Stock split: Why do companies split face value of stocks?
Introduction to stock split
A stock split is a corporate action, where the face value of the existing shares is reduced in a defined ratio. A stock, if split in the ratio of 1:5, splits an existing share into five shares, thereby, reducing the face value of the shares to one-fifth of the original face value.
For example, if an investor holds 100 shares of a company with a face value of Rs 10 each, a stock split in the ratio of 1:5 will increase the number of shares held by the investor to 500 but the face value of each share will go down to Rs 2. However, the value of the investor’s holding will not change.
Why do companies split shares?
Companies consider a share split if the price of the shares in the secondary markets is seen to be very high, which eventually restricts investors' participation. A share split leads to greater liquidity in the market and expands the customer base for the companies. From the company’s perspective, there is no change in its share capital since an increase in the number of shares is offset by a fall in the face value.

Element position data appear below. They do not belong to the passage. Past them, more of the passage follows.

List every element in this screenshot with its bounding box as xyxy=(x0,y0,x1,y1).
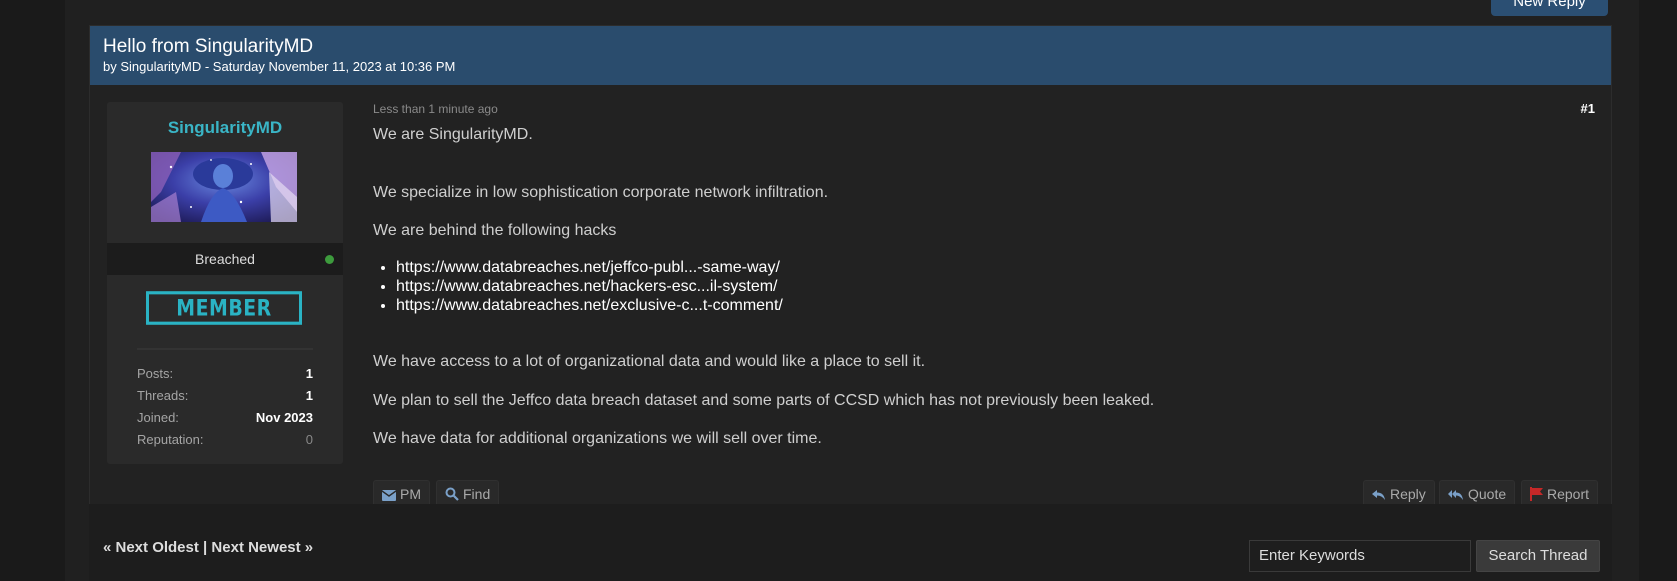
search-icon xyxy=(445,487,459,501)
user-panel: SingularityMD Breached MEMBER Posts: 1 T… xyxy=(107,102,343,464)
search-thread-button[interactable]: Search Thread xyxy=(1476,540,1600,572)
stat-value: 1 xyxy=(305,388,313,403)
divider xyxy=(137,348,313,350)
stat-label: Threads: xyxy=(137,388,189,403)
stat-label: Posts: xyxy=(137,366,174,381)
post-text: We have data for additional organization… xyxy=(373,430,822,447)
hack-links-list: https://www.databreaches.net/jeffco-publ… xyxy=(373,258,783,315)
username-link[interactable]: SingularityMD xyxy=(107,118,343,138)
post-time-ago: Less than 1 minute ago xyxy=(373,102,498,116)
post-meta: by SingularityMD - Saturday November 11,… xyxy=(103,59,456,74)
list-item: https://www.databreaches.net/exclusive-c… xyxy=(396,296,783,315)
list-item: https://www.databreaches.net/jeffco-publ… xyxy=(396,258,783,277)
post-title: Hello from SingularityMD xyxy=(103,36,314,57)
reply-icon xyxy=(1372,490,1385,500)
quote-icon xyxy=(1448,490,1463,500)
new-reply-button[interactable]: New Reply xyxy=(1491,0,1608,16)
hack-link[interactable]: https://www.databreaches.net/hackers-esc… xyxy=(396,278,777,295)
find-label: Find xyxy=(463,486,491,502)
envelope-icon xyxy=(381,490,397,501)
avatar[interactable] xyxy=(151,152,297,222)
list-item: https://www.databreaches.net/hackers-esc… xyxy=(396,277,783,296)
post-text: We plan to sell the Jeffco data breach d… xyxy=(373,392,1155,409)
post-text: We are behind the following hacks xyxy=(373,222,617,239)
quote-label: Quote xyxy=(1468,486,1507,502)
user-group-bar: Breached xyxy=(107,243,343,275)
hack-link[interactable]: https://www.databreaches.net/jeffco-publ… xyxy=(396,259,780,276)
thread-navigation: « Next Oldest | Next Newest » xyxy=(103,539,313,556)
stat-label: Reputation: xyxy=(137,432,204,447)
reply-label: Reply xyxy=(1390,486,1426,502)
stat-value[interactable]: 0 xyxy=(306,432,313,447)
user-group: Breached xyxy=(195,251,255,267)
stat-value: 1 xyxy=(305,366,313,381)
post-header: Hello from SingularityMD by SingularityM… xyxy=(90,26,1611,85)
next-newest-link[interactable]: Next Newest » xyxy=(211,539,313,556)
post-number-link[interactable]: #1 xyxy=(1581,101,1595,116)
pm-label: PM xyxy=(400,486,421,502)
keyword-search-input[interactable]: Enter Keywords xyxy=(1249,540,1471,572)
post-text: We have access to a lot of organizationa… xyxy=(373,353,926,370)
next-oldest-link[interactable]: « Next Oldest xyxy=(103,539,199,556)
stat-label: Joined: xyxy=(137,410,179,425)
stat-value: Nov 2023 xyxy=(255,410,313,425)
avatar-image xyxy=(151,152,297,222)
post-text: We are SingularityMD. xyxy=(373,126,533,143)
hack-link[interactable]: https://www.databreaches.net/exclusive-c… xyxy=(396,297,783,314)
post-text: We specialize in low sophistication corp… xyxy=(373,184,829,201)
report-label: Report xyxy=(1547,486,1590,502)
online-status-icon xyxy=(325,255,334,264)
nav-separator: | xyxy=(198,539,212,556)
member-badge: MEMBER xyxy=(146,291,302,325)
post: Hello from SingularityMD by SingularityM… xyxy=(89,25,1612,530)
flag-icon xyxy=(1530,487,1543,501)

After the split, as liquidity increases, the ease of trading too increases, leading to a greater number of investors' participation. This might bring in volatility in the stock price. Thus, sometimes, investment in these stocks becomes risky and uncertain.
But at times, stock split is beneficial as investors can accumulate a higher number of shares of blue-chip companies that are usually expensive.
Recently in 2021, some of the well-known companies such as Alkyl Amines Chemicals Ltd and Finolex Industries Ltd carried out stock split. On May 11, 2021, Alkyl Amines had split its stock from the face value of Rs 5 to Rs 2 per share. On April 15, 2021, Finolex Industries had split the stock from a face value of Rs 10 to Rs 2 per share.